Dr. Prospero E. de Vera
Sotero H. Laurel, who comes from a family that has contributed much to the shaping of Philippine society, joined our Creator on September 16, 2009, at the age of 90. He obtained his law degree at the University of the Philippines and subsequently pursued post-graduate studies at the University of Santo Tomas and at Harvard University where he specialized in international and constitutional law.
This opening paragraph in today's Manila Bulletin editorial entitled Farewell to a Nationalist, Statesman, and Educator, former Senator Sotero H. Laurel brings back fond memories of what many consider as "the best" Philippine Senate, composed of men and women of integrity, eloquence, brilliance, and with PhDs like Jovy Salonga, Wigberto Tanada, Nene Pimentel, Leticia Shahani, Rene Saguisag, Edgardo Angara, Juan Ponce Enrile, and of course Sotero "Teroy" Laurel.
I was privileged to be part of that Senate when I joined the staff of Senator Sotero Laurel as Technical Assistant and Chief of Research in 1988. I was a relatively young faculty member of De La Salle University at that time who felt an obligation to join the government to "put my money where my mouth is" after years of opposing the martial law regime. Senator Laurel gave me the break to start a career in the legislative branch of government.
"Nationalist", "Statesman", "Educator", "Scholar" and many other terms were used to describe Senator Laurel in the eulogies delivered at the Senate yesterday. Teroy Laurel to me was a boss who hired me on the strength of an on-the-spot speech on the plight of Indo-Chinese refugees in the Asian region which was assigned to me when I applied at his office.
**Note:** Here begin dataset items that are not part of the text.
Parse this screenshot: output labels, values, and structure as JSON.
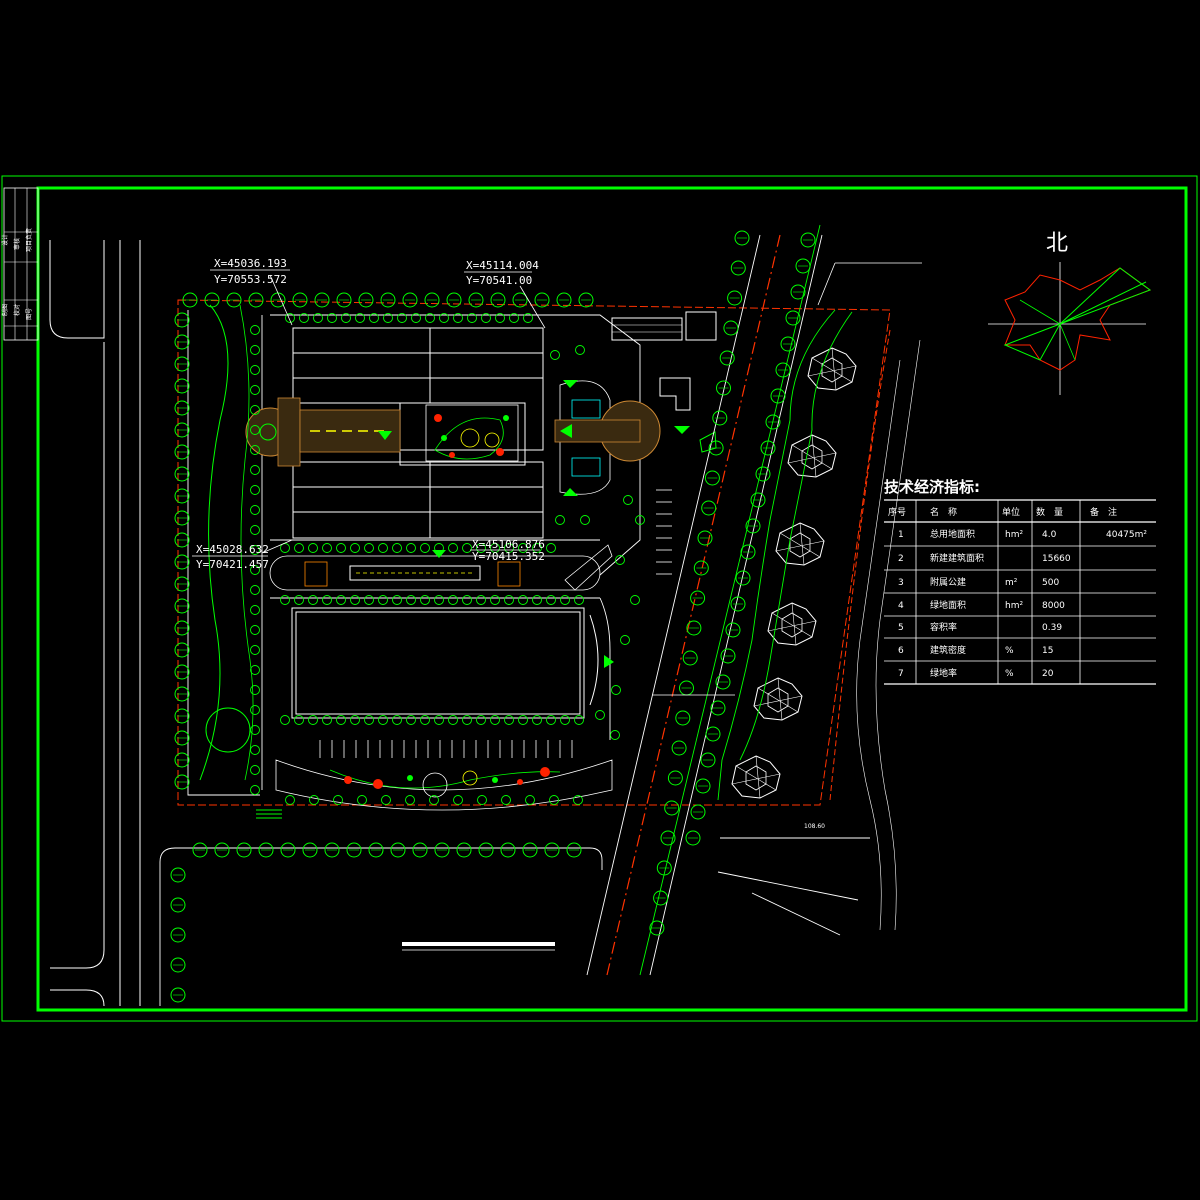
{
  "colors": {
    "background": "#000000",
    "frame": "#00ff00",
    "building_outline": "#ffffff",
    "tree": "#00ff00",
    "property_line": "#ff3300",
    "road_centerline": "#ff3300",
    "text": "#ffffff",
    "highlight_yellow": "#ffff00",
    "accent_cyan": "#00ffff"
  },
  "north_label": "北",
  "coordinates": [
    {
      "x": "X=45036.193",
      "y": "Y=70553.572"
    },
    {
      "x": "X=45114.004",
      "y": "Y=70541.00"
    },
    {
      "x": "X=45028.632",
      "y": "Y=70421.457"
    },
    {
      "x": "X=45106.876",
      "y": "Y=70415.352"
    }
  ],
  "elevation_label": "108.60",
  "title_block": {
    "rows": [
      "设计",
      "审核",
      "项目负责",
      "制图",
      "校对",
      "图号"
    ]
  },
  "table": {
    "title": "技术经济指标:",
    "headers": [
      "序号",
      "名　称",
      "单位",
      "数　量",
      "备　注"
    ],
    "rows": [
      {
        "no": "1",
        "name": "总用地面积",
        "unit": "hm²",
        "qty": "4.0",
        "note": "40475m²"
      },
      {
        "no": "2",
        "name": "新建建筑面积",
        "unit": "",
        "qty": "15660",
        "note": ""
      },
      {
        "no": "3",
        "name": "附属公建",
        "unit": "m²",
        "qty": "500",
        "note": ""
      },
      {
        "no": "4",
        "name": "绿地面积",
        "unit": "hm²",
        "qty": "8000",
        "note": ""
      },
      {
        "no": "5",
        "name": "容积率",
        "unit": "",
        "qty": "0.39",
        "note": ""
      },
      {
        "no": "6",
        "name": "建筑密度",
        "unit": "%",
        "qty": "15",
        "note": ""
      },
      {
        "no": "7",
        "name": "绿地率",
        "unit": "%",
        "qty": "20",
        "note": ""
      }
    ]
  }
}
Upon receipt of the speech during a UN forum, Senator Laurel immediately instructed his chief-of-staff to hire me as Technical Assistant and also made me Chief-of-Research and Head of Secretariat that organized the regular consultants meeting.
To say that he was a task master is an understatement. He demanded discipline, hard work, and preparation - of facts, policy arguments, legal basis, and sentence construction - from the staff. He was, pardon the reference to President Ramos, an original "complete staff work" type of leader. I remember writing a speech for him on higher education which he personally revised ten times!! In the end, only nine original lines remained from the draft I submitted three days earlier.
Like most of his colleagues, Teroy Laurel took the "numbers game" seriously and monitored his ranking in the number of bills filed at the end of every session. He would give his technical staff a quota of new bills and resolutions that should be ready for his signature at the start of the next session. Drafting the bills was a breeze, getting it past the "Teroy consultants" was a nightmare.
Why a nightmare? Because he assembled a group of heavyweight consultants - Chief Justice Felix Makasiar, Trade Secretary Teddy Quiazon, UP Law Dean Froilan Bacungan, UP Vice President Fred Morales, Ambassador Jose Moreno - to represent him in Senate committee meetings and serve as a panel to go over the bills we prepared.
All proposed bills and resolutions were presented before this panel of consultants who would raise legal questions, test your mastery of the facts, pick apart your arguments that there was a need to amend the law, and generally make you wish you had another job. If you survive the panel, then you can present your proposal to the Senator.
Over time, these luminaries became my mentors. CJ Makasiar made me understand the majesty of the Constitution and sharpened my bill drafting skills. Teddy Quiazon taught me how to write short, concise and understandable committee reports and memoranda. Dean Bacungan showed me how long-winded legal arguments and complex legislative language can be explained in terms understandable to a layman, and Fred Morales stroked my interest in higher education policy and convinced me to finish my graduate studies.
On a personal note, their personalized recommendations (CJ Makasiar, Teddy Quiazon, Fred Morales) together with that of Senator Laurel helped convince the Philippine Fulbright program that I deserved a Fulbright-Hays Visiting Scholar grant to the University of Southern California and the California State University-Sacramento to study higher education policy and administration.
Ka Teroy's academic and intellectual achievements, integrity and probity, and demand for complete staff work later shaped my choice and association with Senators from the 9th-14th Congress. I have been fortunate to be associated with Senators who personified these same characteristics - Nene Pimentel, Letty Shahani, Juan Flavier, Jun Magsaysay - and whose stint in the Senate were never tarnished by allegations of corruption.
Thank you Senator Sotero Laurel for lending your presence to the Senate. How we wish there were more of you to make the Senate a real "august chamber".